How many tiles to sample

One sample tile is almost always too few. Tile varies from piece to piece — even mass-produced porcelain carries a shade variation rating (V1 to V4). For any floor or wall tile you plan to install, order three to five samples from different positions in the box so you can see the colour range honestly.

For zellige, hand-cut and other handmade tiles, ask for a sample sheet of 10–20 pieces. The variation in handmade tile is the point — but it's only useful if you know in advance what you're signing up for. For book-matched stone or porcelain, order a pair of samples rather than a single tile so you can see the mirror join and confirm the effect works in your room.

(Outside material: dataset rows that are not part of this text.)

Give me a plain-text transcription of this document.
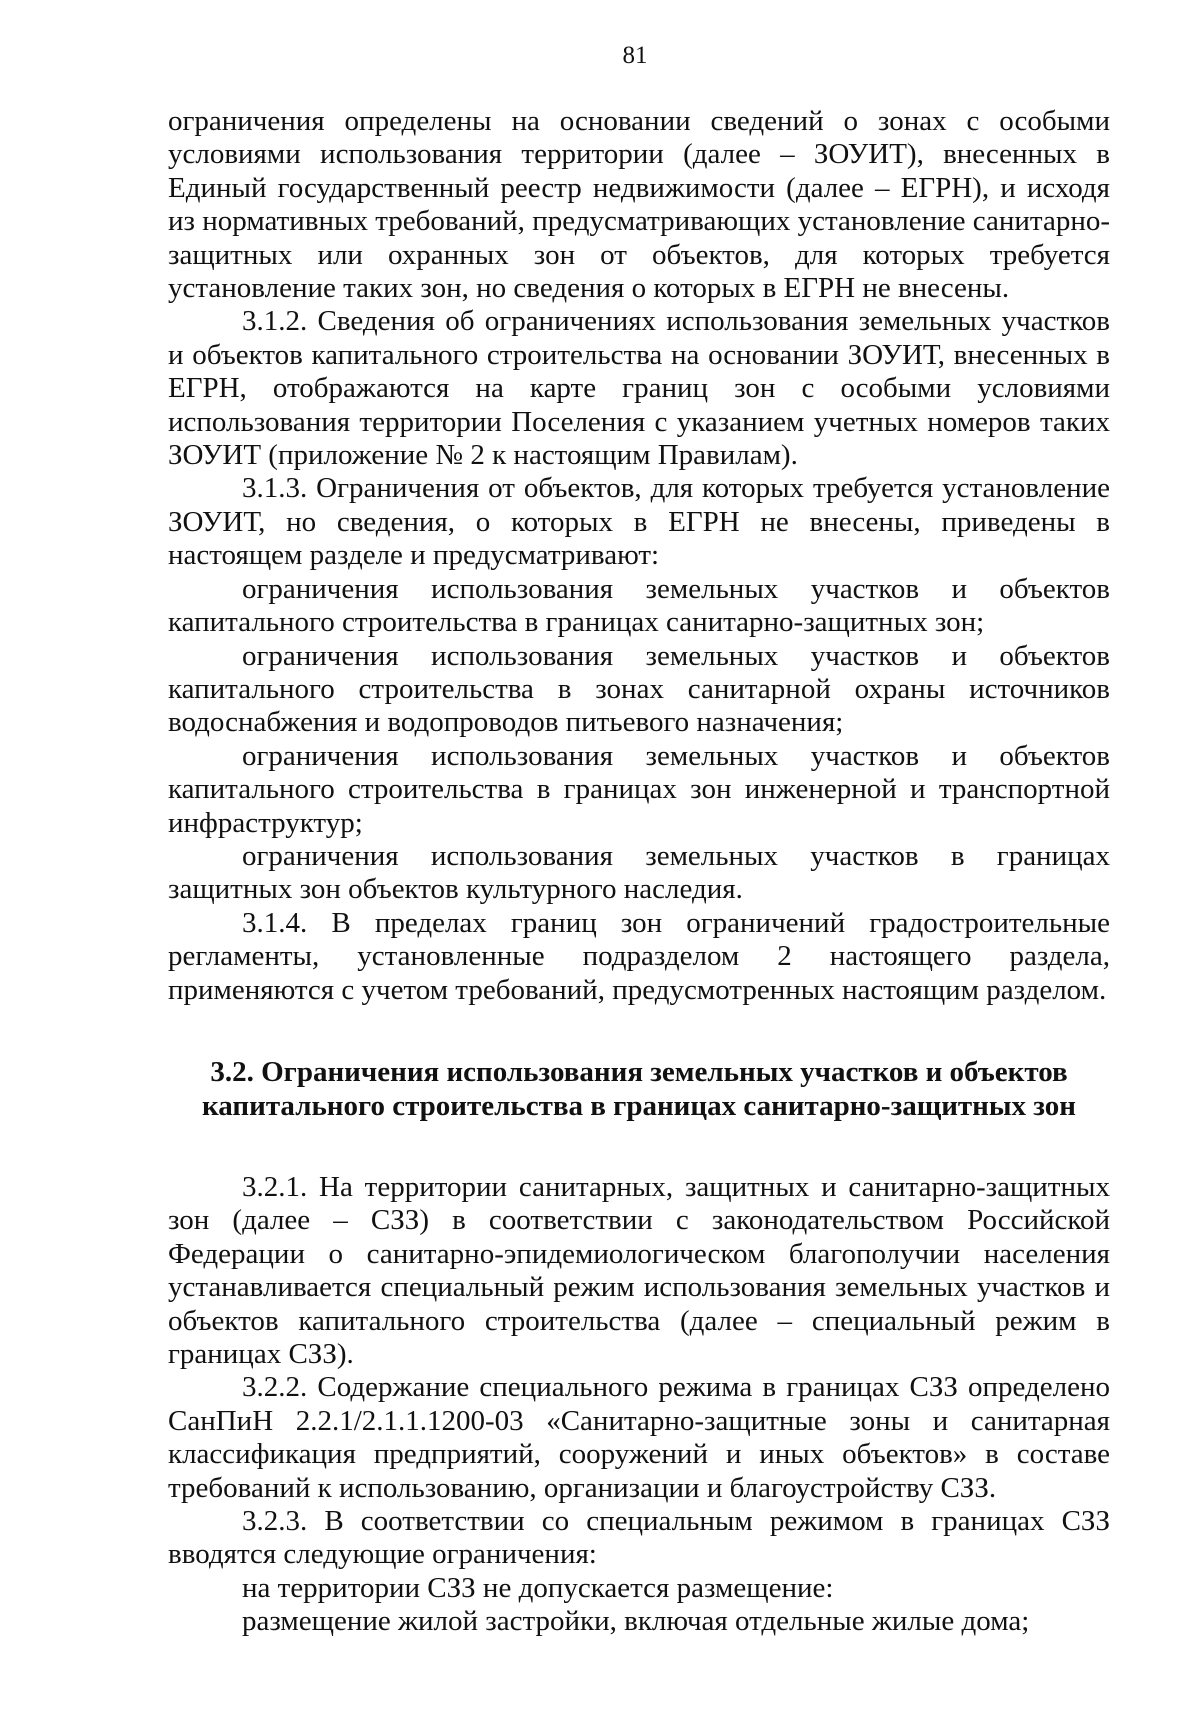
81

ограничения определены на основании сведений о зонах с особыми условиями использования территории (далее – ЗОУИТ), внесенных в Единый государственный реестр недвижимости (далее – ЕГРН), и исходя из нормативных требований, предусматривающих установление санитарно-защитных или охранных зон от объектов, для которых требуется установление таких зон, но сведения о которых в ЕГРН не внесены.

3.1.2. Сведения об ограничениях использования земельных участков и объектов капитального строительства на основании ЗОУИТ, внесенных в ЕГРН, отображаются на карте границ зон с особыми условиями использования территории Поселения с указанием учетных номеров таких ЗОУИТ (приложение № 2 к настоящим Правилам).

3.1.3. Ограничения от объектов, для которых требуется установление ЗОУИТ, но сведения, о которых в ЕГРН не внесены, приведены в настоящем разделе и предусматривают:

ограничения использования земельных участков и объектов капитального строительства в границах санитарно-защитных зон;

ограничения использования земельных участков и объектов капитального строительства в зонах санитарной охраны источников водоснабжения и водопроводов питьевого назначения;

ограничения использования земельных участков и объектов капитального строительства в границах зон инженерной и транспортной инфраструктур;

ограничения использования земельных участков в границах защитных зон объектов культурного наследия.

3.1.4. В пределах границ зон ограничений градостроительные регламенты, установленные подразделом 2 настоящего раздела, применяются с учетом требований, предусмотренных настоящим разделом.

3.2. Ограничения использования земельных участков и объектов
капитального строительства в границах санитарно-защитных зон

3.2.1. На территории санитарных, защитных и санитарно-защитных зон (далее – СЗЗ) в соответствии с законодательством Российской Федерации о санитарно-эпидемиологическом благополучии населения устанавливается специальный режим использования земельных участков и объектов капитального строительства (далее – специальный режим в границах СЗЗ).

3.2.2. Содержание специального режима в границах СЗЗ определено СанПиН 2.2.1/2.1.1.1200-03 «Санитарно-защитные зоны и санитарная классификация предприятий, сооружений и иных объектов» в составе требований к использованию, организации и благоустройству СЗЗ.

3.2.3. В соответствии со специальным режимом в границах СЗЗ вводятся следующие ограничения:

на территории СЗЗ не допускается размещение:

размещение жилой застройки, включая отдельные жилые дома;
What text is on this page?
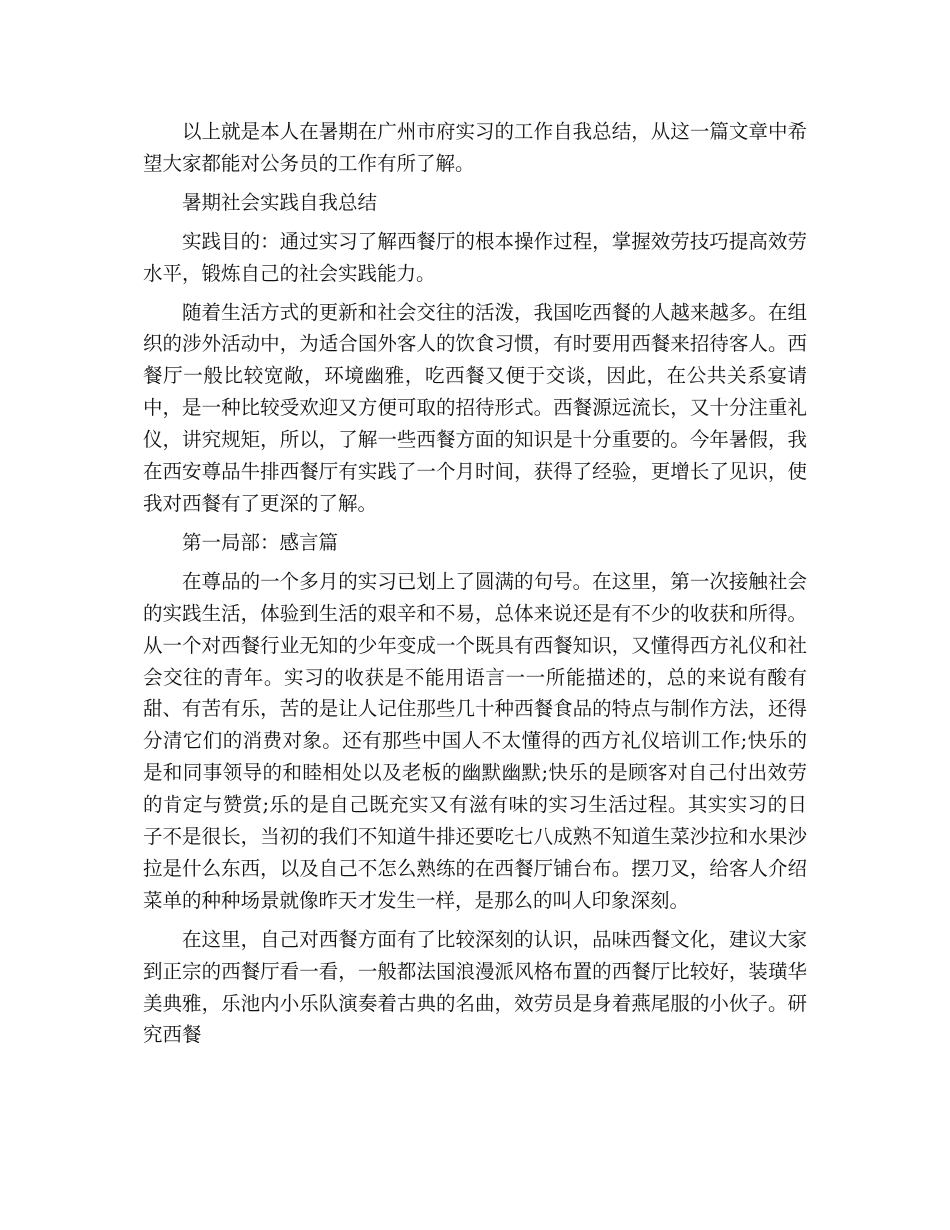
以上就是本人在暑期在广州市府实习的工作自我总结，从这一篇文章中希望大家都能对公务员的工作有所了解。

暑期社会实践自我总结

实践目的：通过实习了解西餐厅的根本操作过程，掌握效劳技巧提高效劳水平，锻炼自己的社会实践能力。

随着生活方式的更新和社会交往的活泼，我国吃西餐的人越来越多。在组织的涉外活动中，为适合国外客人的饮食习惯，有时要用西餐来招待客人。西餐厅一般比较宽敞，环境幽雅，吃西餐又便于交谈，因此，在公共关系宴请中，是一种比较受欢迎又方便可取的招待形式。西餐源远流长，又十分注重礼仪，讲究规矩，所以，了解一些西餐方面的知识是十分重要的。今年暑假，我在西安尊品牛排西餐厅有实践了一个月时间，获得了经验，更增长了见识，使我对西餐有了更深的了解。

第一局部：感言篇

在尊品的一个多月的实习已划上了圆满的句号。在这里，第一次接触社会的实践生活，体验到生活的艰辛和不易，总体来说还是有不少的收获和所得。从一个对西餐行业无知的少年变成一个既具有西餐知识，又懂得西方礼仪和社会交往的青年。实习的收获是不能用语言一一所能描述的，总的来说有酸有甜、有苦有乐，苦的是让人记住那些几十种西餐食品的特点与制作方法，还得分清它们的消费对象。还有那些中国人不太懂得的西方礼仪培训工作;快乐的是和同事领导的和睦相处以及老板的幽默幽默;快乐的是顾客对自己付出效劳的肯定与赞赏;乐的是自己既充实又有滋有味的实习生活过程。其实实习的日子不是很长，当初的我们不知道牛排还要吃七八成熟不知道生菜沙拉和水果沙拉是什么东西，以及自己不怎么熟练的在西餐厅铺台布。摆刀叉，给客人介绍菜单的种种场景就像昨天才发生一样，是那么的叫人印象深刻。

在这里，自己对西餐方面有了比较深刻的认识，品味西餐文化，建议大家到正宗的西餐厅看一看，一般都法国浪漫派风格布置的西餐厅比较好，装璜华美典雅，乐池内小乐队演奏着古典的名曲，效劳员是身着燕尾服的小伙子。研究西餐
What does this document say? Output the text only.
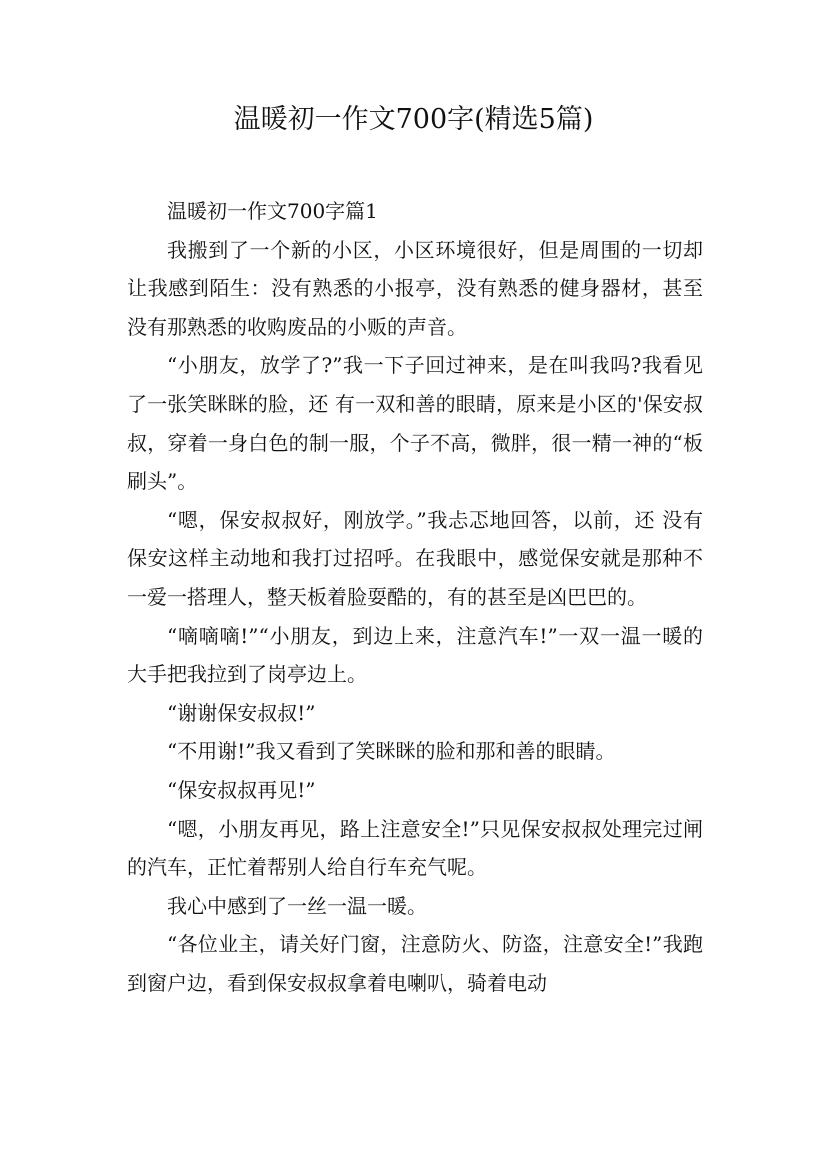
温暖初一作文700字(精选5篇)

温暖初一作文700字篇1

我搬到了一个新的小区，小区环境很好，但是周围的一切却让我感到陌生：没有熟悉的小报亭，没有熟悉的健身器材，甚至没有那熟悉的收购废品的小贩的声音。

“小朋友，放学了?”我一下子回过神来，是在叫我吗?我看见了一张笑眯眯的脸，还 有一双和善的眼睛，原来是小区的'保安叔叔，穿着一身白色的制一服，个子不高，微胖，很一精一神的“板刷头”。

“嗯，保安叔叔好，刚放学。”我忐忑地回答，以前，还 没有保安这样主动地和我打过招呼。在我眼中，感觉保安就是那种不一爱一搭理人，整天板着脸耍酷的，有的甚至是凶巴巴的。

“嘀嘀嘀!”“小朋友，到边上来，注意汽车!”一双一温一暖的大手把我拉到了岗亭边上。

“谢谢保安叔叔!”

“不用谢!”我又看到了笑眯眯的脸和那和善的眼睛。

“保安叔叔再见!”

“嗯，小朋友再见，路上注意安全!”只见保安叔叔处理完过闸的汽车，正忙着帮别人给自行车充气呢。

我心中感到了一丝一温一暖。

“各位业主，请关好门窗，注意防火、防盗，注意安全!”我跑到窗户边，看到保安叔叔拿着电喇叭，骑着电动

How to assess a sample correctly

Live with the sample in the actual space for at least two days before deciding. Check it across the full daily light cycle: at 7am in natural morning light, at midday under full sun, at 5pm in the warmer low-angle light, and at night under the existing fittings you'll use in that room.

Hold the sample against the materials it will sit beside — benchtop offcuts, flooring, cabinetry doors, tapware samples. Hold wall tiles vertical, not flat on the floor; tiles read differently lying horizontal than they do standing up under wall-washed light. Stand five metres back and check from the everyday viewing distance — close-up evaluation flatters detail that disappears in real use.

Only commit once you've seen the sample under all of these conditions. If you can't decide after two days of honest looking, the answer is usually no — order a second option and compare them side by side.

The grout test

If you're considering a contrasting grout, simulate it on the sample. Use a permanent marker, a soft pastel or a crayon in approximately the right tone and run a line down one edge of the tile — quick, cheap, and surprisingly accurate.

Grout changes a tile's finished appearance more than most buyers expect. A subway tile that reads calm and quiet with tone-matched grout reads bold and graphic with charcoal grout — they are effectively two different products. Decide on the grout colour at the same time as the tile, not as an afterthought once the tile arrives on site.

Batch and ordering notes

When you commit to the order, note the batch (or "shade") number printed on your sample tile. Ask the supplier whether they can hold stock from the same batch for your full order — most suppliers can flag this, and it makes a meaningful difference for jobs over 20m² where between-batch variation can show up as a soft tonal shift across the floor.

For larger jobs (over 40m²), it's worth ordering a small test quantity first — one or two boxes — and laying a dry section before committing to the full order. And once the tile arrives, check across multiple boxes for batch consistency before the tiler opens the adhesive. Catching a batch mismatch on day one is a phone call; catching it after the floor is laid is a renovation.

Frequently asked questions

Can I return tile samples after ordering?

Most suppliers treat samples as a sunk cost — cheap, often partly subsidised, not designed for return. Some credit the sample cost against a full order placed within a set window.

How long does it take for samples to arrive?

From Marmoré's Melbourne warehouse, samples typically ship within 1–2 business days and reach metro addresses within 3–5 business days. Regional addresses add a few days.

What if the tile I ordered looks different to the sample?

Some between-batch variation is normal and expected. If the variation is significantly outside the expected range, contact the supplier immediately — before laying begins — with photographs of the sample alongside the delivered tile.